Researchers at Boston Children’s Hospital who have been using similar technology to scrape disease-related chatter from social media and chat rooms since 2006 also flagged the news story. A third machine learning tool picked it up too: The WHO’s own Epidemic Intelligence from Open Sources project, which is now scraping information on the global spread of COVID-19 from up to 120,000 articles each day.
The promise of melding artificial intelligence with digital epidemiology, which is the study of how diseases spread using the collection and analysis of large amounts of online data, has long since been established. But most of the information currently available to health researchers falls under the category of open-source data, meaning it’s publicly available.
The largest sets of nonpublic data — things like search queries, website access logs, private social media posts and location data — belong to large technology companies such as Facebook and Google. According to a new report from Duke University’s Center on Science and Technology Policy, online platforms hold a gold mine of data that could help digital epidemiologists track the coronavirus more accurately.
Unfortunately, getting data from the internal servers of some of Silicon Valley’s biggest companies into the hands of government and academic researchers isn’t so simple. The primary obstacle is a set of concerns over the privacy of social media users whose data might be handed over by the companies. And the companies themselves must ensure they aren’t jeopardizing the trade secrets of their own technology.
Privacy Concerns
”This data is a public good that should be shared,” Sarah Rispin Sedlak, one of the Duke researchers who on March 19 published the report on information sharing during an epidemic, told CQ Roll Call. “But something like that has to be done within a framework that ensures protections for both the companies and the individual users.”“You need a legal and ethical framework that allows the company to share data in a way that is sufficiently protective of individual privacy and that the digital epidemiologists agree not to use that data for other purposes or send it elsewhere,” Rispin Sedlak said.
In 2008, Google unveiled a tool called Google Flu Trends that aggregated specific search queries related to flu-like symptoms to estimate how many people throughout the United States were infected at a given time, promising “an early-warning system for outbreaks of influenza.” But the tool never fulfilled its own promise — its estimates for the 2013 flu season were off by 140 percent, according to WIRED — and it was the subject of complaints by privacy advocates.

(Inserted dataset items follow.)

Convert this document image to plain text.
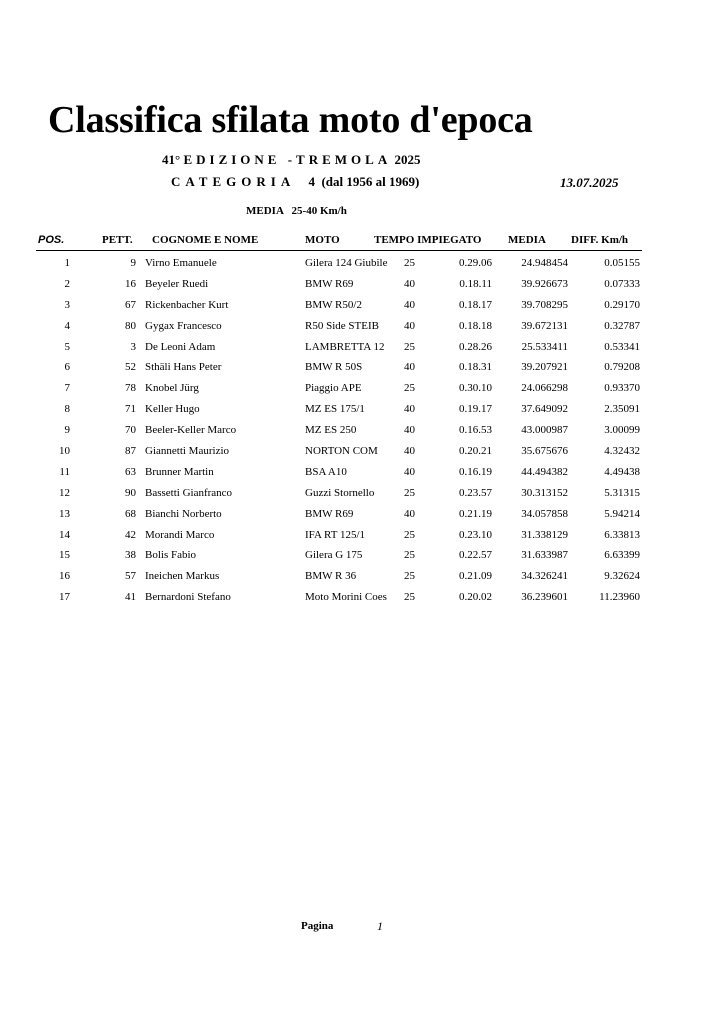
Classifica sfilata moto d'epoca
41° EDIZIONE -TREMOLA 2025
CATEGORIA 4  (dal 1956 al 1969)	13.07.2025
MEDIA   25-40 Km/h
POS.	PETT. COGNOME E NOME	MOTO	TEMPO IMPIEGATO MEDIA DIFF. Km/h
1	9 Virno Emanuele	Gilera 124 Giubile	25	0.29.06	24.948454	0.05155
2	16 Beyeler Ruedi	BMW R69	40	0.18.11	39.926673	0.07333
3	67 Rickenbacher Kurt	BMW R50/2	40	0.18.17	39.708295	0.29170
4	80 Gygax Francesco	R50 Side STEIB	40	0.18.18	39.672131	0.32787
5	3 De Leoni Adam	LAMBRETTA 12	25	0.28.26	25.533411	0.53341
6	52 Sthäli Hans Peter	BMW R 50S	40	0.18.31	39.207921	0.79208
7	78 Knobel Jürg	Piaggio APE	25	0.30.10	24.066298	0.93370
8	71 Keller Hugo	MZ ES 175/1	40	0.19.17	37.649092	2.35091
9	70 Beeler-Keller Marco	MZ ES 250	40	0.16.53	43.000987	3.00099
10	87 Giannetti Maurizio	NORTON COM	40	0.20.21	35.675676	4.32432
11	63 Brunner Martin	BSA A10	40	0.16.19	44.494382	4.49438
12	90 Bassetti Gianfranco	Guzzi Stornello	25	0.23.57	30.313152	5.31315
13	68 Bianchi Norberto	BMW R69	40	0.21.19	34.057858	5.94214
14	42 Morandi Marco	IFA RT 125/1	25	0.23.10	31.338129	6.33813
15	38 Bolis Fabio	Gilera G 175	25	0.22.57	31.633987	6.63399
16	57 Ineichen Markus	BMW R 36	25	0.21.09	34.326241	9.32624
17	41 Bernardoni Stefano	Moto Morini Coes	25	0.20.02	36.239601	11.23960
Pagina	1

Since then, data privacy has become a hot-button political issue. On Capitol Hill, members of both parties are working on comprehensive data privacy legislation, which could include provisions allowing better information sharing with the aim of improving public health. But those efforts have stalled because of the coronavirus emergency and the vagaries of an election year.
“I don’t think what we want to do is wade into the waters of broad privacy legislation,” Rispin Sedlak said.
However, as the coronavirus spreads and deaths from COVID-19 continue to increase, lawmakers could be spurred to action on a more narrowly focused measure related to public health.
Anonymized Data
Last week, Facebook said it would begin sharing aggregated, anonymized location data and high-resolution population density maps with researchers at Harvard University’s School of Public Health, the National Tsing Hua University in Taiwan, the Gates Foundation and others trying to understand how the coronavirus is spreading around the world.A Google spokesperson told CQ Roll Call that Google has not shared any location data but that the company is “exploring ways that aggregated anonymized location information could help in the fight against COVID-19.”
“One example could be helping health authorities determine the impact of social distancing, similar to the way we show popular restaurant times and traffic patterns in Google Maps,” the spokesperson said. “This work would follow our stringent privacy protocols and would not involve sharing data about any individual’s location, movement, or contacts.”
But Rispin Sedlak says that search data, the likes of which powered Google Flu Trends, remains the most promising data for tracking diseases like COVID-19. But without establishing rules for how companies should anonymize it and researchers should keep it secure, it may not be shared anytime soon.
“Some sort of framework enabled by laws about how this exact type of data would be used for this exact type of purpose would be very helpful,” Rispin Sedlak said. “It would give the tech companies the rules of the road and some comfort that if they shared the data while following the rules, they would be safe from criticism over privacy concerns.